Right now, in addition to the U.S., Amazon is only in the U.K., Japan, Germany, Austria and
revving up for India,
The Wall Street Journal says.
(It’s
also available, in a limited and unpublicized way, in Australia, as of this week.)
In those countries, it likes to lock up regional hits and stars, while Netflix goes for a bigger global-appeal approach. That may be because Netflix is already all over the world. Its global
expansion really pushed up a year ago to include everyplace unless you’re in China. It’s now in about 190 countries, the Journal says.
Putting those two heavyweights
against each other would seem to increase the value of international content rights and likelihood of international casting.
Netflix has 87 million subscribers; its growth is
slowing in the U.S. where it may have tapped out the market, or nearly so. Amazon Prime Video is harder to pin down.
Investors.com, citing Consumer Intelligence Research Partners tabulations, said at the
beginning of 2016, Amazon had more U.S. subscribers (54 million) than Netflix (44.7 million).

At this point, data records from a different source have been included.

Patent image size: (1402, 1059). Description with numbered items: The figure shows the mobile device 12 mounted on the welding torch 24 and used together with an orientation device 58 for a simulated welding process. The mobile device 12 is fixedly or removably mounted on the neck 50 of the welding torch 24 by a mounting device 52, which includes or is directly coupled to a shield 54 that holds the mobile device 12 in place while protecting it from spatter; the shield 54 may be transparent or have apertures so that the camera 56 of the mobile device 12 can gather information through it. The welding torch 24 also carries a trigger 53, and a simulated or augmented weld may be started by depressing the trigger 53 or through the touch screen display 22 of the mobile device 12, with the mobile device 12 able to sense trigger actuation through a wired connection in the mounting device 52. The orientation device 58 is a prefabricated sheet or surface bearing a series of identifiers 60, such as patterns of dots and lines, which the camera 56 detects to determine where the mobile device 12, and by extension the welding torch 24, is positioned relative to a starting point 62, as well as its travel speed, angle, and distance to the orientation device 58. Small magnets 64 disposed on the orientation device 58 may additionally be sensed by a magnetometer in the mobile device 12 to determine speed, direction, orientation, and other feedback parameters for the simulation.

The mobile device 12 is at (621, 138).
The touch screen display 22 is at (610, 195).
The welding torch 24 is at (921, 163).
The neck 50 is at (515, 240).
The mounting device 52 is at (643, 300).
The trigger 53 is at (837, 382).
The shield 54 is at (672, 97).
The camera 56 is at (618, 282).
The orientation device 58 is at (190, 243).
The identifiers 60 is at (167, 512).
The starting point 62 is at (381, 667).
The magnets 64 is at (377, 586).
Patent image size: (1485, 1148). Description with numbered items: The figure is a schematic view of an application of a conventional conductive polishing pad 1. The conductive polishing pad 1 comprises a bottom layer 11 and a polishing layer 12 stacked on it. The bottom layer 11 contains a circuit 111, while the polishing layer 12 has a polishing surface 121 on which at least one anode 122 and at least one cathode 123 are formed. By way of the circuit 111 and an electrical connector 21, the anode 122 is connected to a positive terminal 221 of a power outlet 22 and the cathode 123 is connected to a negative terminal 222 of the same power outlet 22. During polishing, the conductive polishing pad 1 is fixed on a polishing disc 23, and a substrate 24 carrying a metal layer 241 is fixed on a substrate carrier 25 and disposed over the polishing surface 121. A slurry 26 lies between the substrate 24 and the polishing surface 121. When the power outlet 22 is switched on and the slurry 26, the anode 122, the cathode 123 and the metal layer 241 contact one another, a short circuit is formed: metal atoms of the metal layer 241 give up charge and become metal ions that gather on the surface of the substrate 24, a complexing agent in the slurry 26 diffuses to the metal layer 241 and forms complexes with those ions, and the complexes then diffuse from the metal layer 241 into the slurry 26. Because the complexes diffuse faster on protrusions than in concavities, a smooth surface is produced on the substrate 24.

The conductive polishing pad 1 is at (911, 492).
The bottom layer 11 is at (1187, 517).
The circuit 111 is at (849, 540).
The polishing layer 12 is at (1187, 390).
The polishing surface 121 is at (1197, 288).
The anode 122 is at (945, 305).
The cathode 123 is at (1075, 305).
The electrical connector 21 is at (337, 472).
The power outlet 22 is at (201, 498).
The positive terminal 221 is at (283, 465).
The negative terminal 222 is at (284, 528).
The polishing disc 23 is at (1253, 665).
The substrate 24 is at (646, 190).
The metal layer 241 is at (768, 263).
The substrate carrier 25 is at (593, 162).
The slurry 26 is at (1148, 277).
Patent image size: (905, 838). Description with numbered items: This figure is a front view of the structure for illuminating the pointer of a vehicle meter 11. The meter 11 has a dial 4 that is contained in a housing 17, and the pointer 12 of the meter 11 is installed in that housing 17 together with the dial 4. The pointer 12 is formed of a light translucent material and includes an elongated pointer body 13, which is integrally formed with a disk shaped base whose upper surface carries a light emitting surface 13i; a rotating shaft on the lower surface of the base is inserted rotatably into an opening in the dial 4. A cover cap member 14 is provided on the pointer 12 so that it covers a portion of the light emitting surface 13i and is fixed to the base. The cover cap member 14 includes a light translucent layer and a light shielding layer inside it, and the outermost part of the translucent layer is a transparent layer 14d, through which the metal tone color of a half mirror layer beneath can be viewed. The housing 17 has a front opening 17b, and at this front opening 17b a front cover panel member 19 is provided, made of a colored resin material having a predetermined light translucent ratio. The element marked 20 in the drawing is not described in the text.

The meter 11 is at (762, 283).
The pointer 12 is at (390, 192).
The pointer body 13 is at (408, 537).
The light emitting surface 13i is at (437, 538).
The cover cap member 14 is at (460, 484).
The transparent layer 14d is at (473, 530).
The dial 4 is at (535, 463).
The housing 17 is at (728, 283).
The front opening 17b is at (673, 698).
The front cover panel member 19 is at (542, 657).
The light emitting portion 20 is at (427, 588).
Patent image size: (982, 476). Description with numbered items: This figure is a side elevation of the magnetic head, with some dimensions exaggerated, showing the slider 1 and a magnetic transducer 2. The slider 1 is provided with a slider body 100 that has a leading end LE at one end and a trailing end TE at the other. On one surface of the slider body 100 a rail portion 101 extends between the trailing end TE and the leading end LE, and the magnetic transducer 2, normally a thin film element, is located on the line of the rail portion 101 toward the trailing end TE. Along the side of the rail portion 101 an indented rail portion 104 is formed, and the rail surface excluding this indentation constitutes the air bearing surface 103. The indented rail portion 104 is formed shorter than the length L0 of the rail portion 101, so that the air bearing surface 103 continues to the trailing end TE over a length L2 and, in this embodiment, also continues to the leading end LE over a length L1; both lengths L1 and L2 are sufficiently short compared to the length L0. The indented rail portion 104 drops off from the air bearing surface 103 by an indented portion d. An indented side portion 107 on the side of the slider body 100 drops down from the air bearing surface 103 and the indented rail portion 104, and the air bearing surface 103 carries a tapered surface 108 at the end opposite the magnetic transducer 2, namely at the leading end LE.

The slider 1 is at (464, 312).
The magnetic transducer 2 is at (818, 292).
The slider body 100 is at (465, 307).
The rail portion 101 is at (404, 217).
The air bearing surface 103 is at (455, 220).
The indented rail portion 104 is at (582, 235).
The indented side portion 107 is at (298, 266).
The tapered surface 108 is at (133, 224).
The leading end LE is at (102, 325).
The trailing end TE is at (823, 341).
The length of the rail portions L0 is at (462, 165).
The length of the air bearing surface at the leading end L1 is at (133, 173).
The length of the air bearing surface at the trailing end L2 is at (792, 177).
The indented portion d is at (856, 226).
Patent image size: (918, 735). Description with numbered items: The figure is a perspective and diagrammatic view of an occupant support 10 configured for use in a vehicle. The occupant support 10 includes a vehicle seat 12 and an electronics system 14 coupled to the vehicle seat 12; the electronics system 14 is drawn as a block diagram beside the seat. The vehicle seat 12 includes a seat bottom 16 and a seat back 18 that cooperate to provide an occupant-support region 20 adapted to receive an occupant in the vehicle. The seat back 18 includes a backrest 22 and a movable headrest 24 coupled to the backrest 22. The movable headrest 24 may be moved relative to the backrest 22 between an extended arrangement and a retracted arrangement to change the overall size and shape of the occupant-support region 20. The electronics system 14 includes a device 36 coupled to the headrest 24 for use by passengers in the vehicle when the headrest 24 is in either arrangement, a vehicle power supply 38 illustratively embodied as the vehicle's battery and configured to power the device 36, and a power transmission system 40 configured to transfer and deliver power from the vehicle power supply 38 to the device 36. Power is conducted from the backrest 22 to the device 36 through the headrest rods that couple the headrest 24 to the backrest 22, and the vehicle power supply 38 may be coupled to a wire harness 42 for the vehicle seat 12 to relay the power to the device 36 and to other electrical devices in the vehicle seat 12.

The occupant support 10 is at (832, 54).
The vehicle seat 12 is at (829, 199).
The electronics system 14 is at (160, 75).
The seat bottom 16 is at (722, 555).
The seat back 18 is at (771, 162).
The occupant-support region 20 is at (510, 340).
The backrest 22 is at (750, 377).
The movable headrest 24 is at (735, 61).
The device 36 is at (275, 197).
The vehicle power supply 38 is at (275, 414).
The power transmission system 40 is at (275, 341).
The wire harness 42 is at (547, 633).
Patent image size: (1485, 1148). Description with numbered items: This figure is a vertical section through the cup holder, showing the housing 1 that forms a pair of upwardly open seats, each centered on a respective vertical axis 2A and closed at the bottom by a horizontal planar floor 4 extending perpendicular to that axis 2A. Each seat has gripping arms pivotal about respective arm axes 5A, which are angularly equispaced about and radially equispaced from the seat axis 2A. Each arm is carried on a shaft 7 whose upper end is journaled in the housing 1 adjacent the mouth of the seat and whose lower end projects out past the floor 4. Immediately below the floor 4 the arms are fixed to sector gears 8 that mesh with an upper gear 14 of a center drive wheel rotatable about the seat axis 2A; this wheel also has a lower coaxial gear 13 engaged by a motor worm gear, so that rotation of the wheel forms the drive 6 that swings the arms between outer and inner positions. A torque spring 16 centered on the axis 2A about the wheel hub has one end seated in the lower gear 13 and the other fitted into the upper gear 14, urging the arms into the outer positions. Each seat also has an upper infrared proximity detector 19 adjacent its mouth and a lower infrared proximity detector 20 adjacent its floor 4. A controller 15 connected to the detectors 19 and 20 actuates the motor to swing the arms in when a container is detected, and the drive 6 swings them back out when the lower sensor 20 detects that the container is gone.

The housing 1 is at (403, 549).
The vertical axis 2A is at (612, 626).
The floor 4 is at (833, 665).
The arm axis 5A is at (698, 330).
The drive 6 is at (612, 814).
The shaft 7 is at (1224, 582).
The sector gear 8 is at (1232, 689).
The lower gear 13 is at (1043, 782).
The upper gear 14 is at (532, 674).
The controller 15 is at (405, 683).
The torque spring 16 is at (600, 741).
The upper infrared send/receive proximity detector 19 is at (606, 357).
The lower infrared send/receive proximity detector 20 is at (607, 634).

The trick is that Amazon Prime Video is just a part of a subscription to the
Amazon Prime shopping service, and there were reports in the spring that something like 20% of the Amazon Prime customers never-- ever-- availed themselves to the video content, or possibly even knew
it existed, That's because Amazon never promotes it equal to its value, it seems to me. Maybe Amazon just has a hard time recognizing it's in the business?
Amazon
this year introduced a monthly Amazon Prime subscription, apparently so consumers could test out the shopping service, and possibly so the video-curious consumer could see what
“Transparent” is all about.
It’s always struck me strange that a renowned merchandise marketer at one end of the business could be as confusing and lame on the other. Amazon
Prime Video is misunderstood here, and now possibly, it will extend the puzzlement worldwide.
Actually, “announcing” Amazon’s global initiative was equally
strange. Jeremy Clarkson, the star of the upcoming Amazon series, “The Grand Tour” automotive joke vehicle, tweeted out that the program would debut in in 200 nations in December.
“Amazon has gone global,” he tweeted, though like a lot of Amazon’s video adventures, you could have missed it.